Lebih dari 50 orang sedang didekati, termasuk mantan CEO Google Eric Schmidt, CEO Dell Michael Dell dan pemodal Michael Milken. Mereka memiliki kekayaan bersih gabungan sekitar $500 miliar, kata Semafor.
Beberapa individu, seperti investor Bill Ackman, secara terbuka mengancam akan memasukkan mahasiswa pro-Palestina yang kritis terhadap “Israel” ke dalam daftar hitam. Pada 10 Oktober, Ackman menulis di X bahwa ia dan eksekutif bisnis lainnya menginginkan universitas Ivy League mengungkapkan nama-nama mahasiswa yang menjadi bagian dari organisasi yang menandatangani surat terbuka yang mengkritik kebijakan “Israel” di Gaza.
Miliarder AS Barry Sternlicht, yang memulai proyek ini, mengatakan kampanye ini akan membantu Israel “menjadi yang terdepan” ketika dunia bereaksi terhadap serangan intensif “Israel” di Jalur Gaza.
“Opini publik pasti akan berubah karena adegan, entah nyata atau dibuat-buat oleh Hamas, mengenai penderitaan warga sipil Palestina pasti akan mengikis empati kepada [“Israel”] saat ini di komunitas dunia”, tulis Sternlicht dalam email yang meminta kontribusi dari tokoh-tokoh kaya tak lama setelah serangan Hamas pada 7 Oktober menurut Semafor. “Kita harus mendahului narasinya.”
“Israel” telah melakukan serangan udara tanpa henti di Jalur Gaza yang terkepung sejak 7 Oktober, menewaskan sedikitnya 11.078 warga Palestina, termasuk 4.500 anak-anak, membuat 1,5 juta orang mengungsi, dan merusak sebagian besar infrastruktur wilayah tersebut, kata para pejabat Gaza.
Dorongan media Sternlicht bertujuan untuk mencap Hamas sebagai “organisasi teroris” yang “bukan hanya musuh “Israel”, tapi juga musuh Amerika Serikat”, tulisnya. Tujuannya adalah untuk mengumpulkan $50 juta dari sumbangan pribadi, yang dipadukan dengan sumbangan dari badan amal Yahudi.

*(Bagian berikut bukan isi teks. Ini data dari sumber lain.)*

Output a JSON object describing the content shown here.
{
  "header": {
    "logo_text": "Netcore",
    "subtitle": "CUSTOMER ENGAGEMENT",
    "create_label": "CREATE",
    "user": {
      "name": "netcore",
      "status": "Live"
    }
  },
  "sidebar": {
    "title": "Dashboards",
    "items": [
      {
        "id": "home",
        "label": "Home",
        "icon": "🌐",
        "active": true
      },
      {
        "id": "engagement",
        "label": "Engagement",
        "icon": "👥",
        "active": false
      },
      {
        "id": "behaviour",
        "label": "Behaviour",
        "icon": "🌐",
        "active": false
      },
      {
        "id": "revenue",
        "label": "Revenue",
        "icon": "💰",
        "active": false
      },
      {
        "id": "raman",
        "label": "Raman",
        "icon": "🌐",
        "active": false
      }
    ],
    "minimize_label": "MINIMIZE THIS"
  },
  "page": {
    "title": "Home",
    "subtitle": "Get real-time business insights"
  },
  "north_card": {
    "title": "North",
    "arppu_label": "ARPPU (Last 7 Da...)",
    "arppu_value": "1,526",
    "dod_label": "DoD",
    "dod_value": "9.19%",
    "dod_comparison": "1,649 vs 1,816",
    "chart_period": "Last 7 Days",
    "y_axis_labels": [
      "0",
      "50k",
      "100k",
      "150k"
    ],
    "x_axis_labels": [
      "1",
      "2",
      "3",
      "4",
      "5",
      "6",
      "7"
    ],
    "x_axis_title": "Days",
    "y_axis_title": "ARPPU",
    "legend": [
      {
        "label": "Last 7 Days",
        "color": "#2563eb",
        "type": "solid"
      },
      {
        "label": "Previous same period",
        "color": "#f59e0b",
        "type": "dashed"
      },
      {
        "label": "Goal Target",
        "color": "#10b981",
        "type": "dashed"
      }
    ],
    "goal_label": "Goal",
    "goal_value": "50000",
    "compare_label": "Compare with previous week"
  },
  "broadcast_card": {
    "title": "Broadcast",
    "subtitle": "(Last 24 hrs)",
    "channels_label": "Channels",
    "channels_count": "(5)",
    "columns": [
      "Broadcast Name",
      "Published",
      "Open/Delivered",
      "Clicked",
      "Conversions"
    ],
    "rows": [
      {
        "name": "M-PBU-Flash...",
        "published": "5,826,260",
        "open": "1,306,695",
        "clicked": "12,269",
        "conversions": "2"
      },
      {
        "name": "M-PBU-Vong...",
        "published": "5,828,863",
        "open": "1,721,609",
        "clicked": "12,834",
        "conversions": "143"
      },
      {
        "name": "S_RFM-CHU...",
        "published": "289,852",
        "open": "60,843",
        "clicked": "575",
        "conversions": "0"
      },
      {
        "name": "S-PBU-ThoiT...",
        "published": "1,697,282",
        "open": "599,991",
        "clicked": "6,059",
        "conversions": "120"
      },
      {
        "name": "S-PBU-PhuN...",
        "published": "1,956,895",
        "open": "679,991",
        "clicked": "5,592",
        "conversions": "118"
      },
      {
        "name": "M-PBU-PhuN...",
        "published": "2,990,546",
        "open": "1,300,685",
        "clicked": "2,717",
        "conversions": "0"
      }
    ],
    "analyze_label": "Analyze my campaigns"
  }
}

Hamas telah ditetapkan sebagai organisasi “teroris” oleh AS dan Uni Eropa karena perlawanan bersenjatanya terhadap pendudukan “Israel”.

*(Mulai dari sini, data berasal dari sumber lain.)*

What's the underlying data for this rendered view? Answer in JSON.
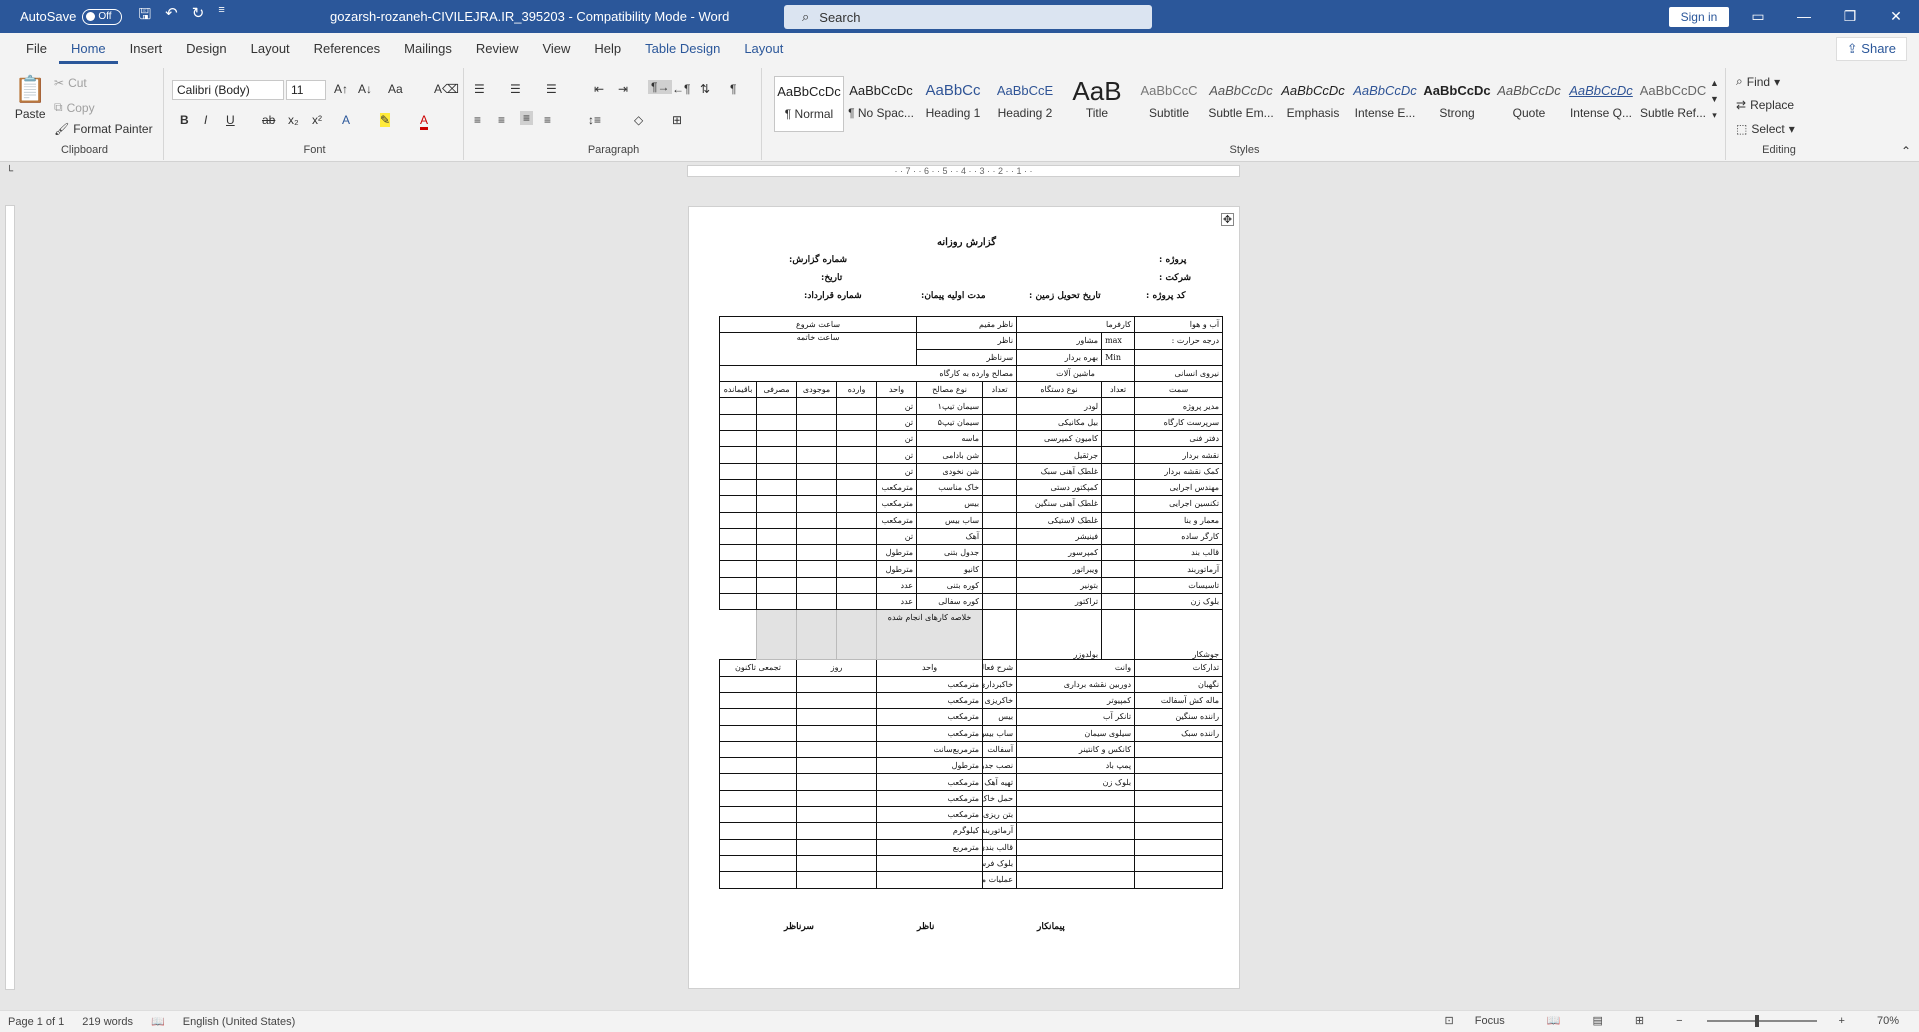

Tidak jelas angka mana yang telah disumbangkan, namun kampanye tersebut telah mengumpulkan setidaknya beberapa juta dolar, lapor Semafor, mengutip “orang-orang yang mengetahui masalah ini”.
Hal ini disarankan oleh Josh Vlasto, ahli strategi komunikasi yang sebelumnya bekerja untuk Senator AS Chuck Schumer dan mantan Gubernur New York Andrew Cuomo, Semafor melaporkan.
AS adalah sekutu global terkuat “Israel”, yang memberikan bantuan miliaran dolar setiap tahunnya dan dukungan diplomatik yang kuat. Meskipun krisis kemanusiaan meningkat di Gaza, pemerintah AS terus menolak seruan global untuk melakukan gencatan senjata dan menegaskan kembali bahwa Washington tidak akan memberikan “garis merah” kepada “Israel” dalam perang tersebut. Pada 2 November, Kongres AS mengesahkan paket bantuan militer darurat senilai $14,3 miliar untuk “Israel”.
Namun, dukungan publik terhadap posisi AS tampaknya mulai surut, dengan hampir separuh anggota Partai Demokrat AS tidak setuju dengan cara Joe Biden menangani konflik tersebut, menurut jajak pendapat terbaru yang dilakukan oleh Associated Press-NORC Center for Public Affairs Research.
Raksasa media sosial seperti Instagram, X, YouTube, dan TikTok dituduh menyensor suara-suara pro-Palestina dengan mengurangi jangkauan mereka, sebuah praktik yang dikenal sebagai pelarangan bayangan (shadow bans).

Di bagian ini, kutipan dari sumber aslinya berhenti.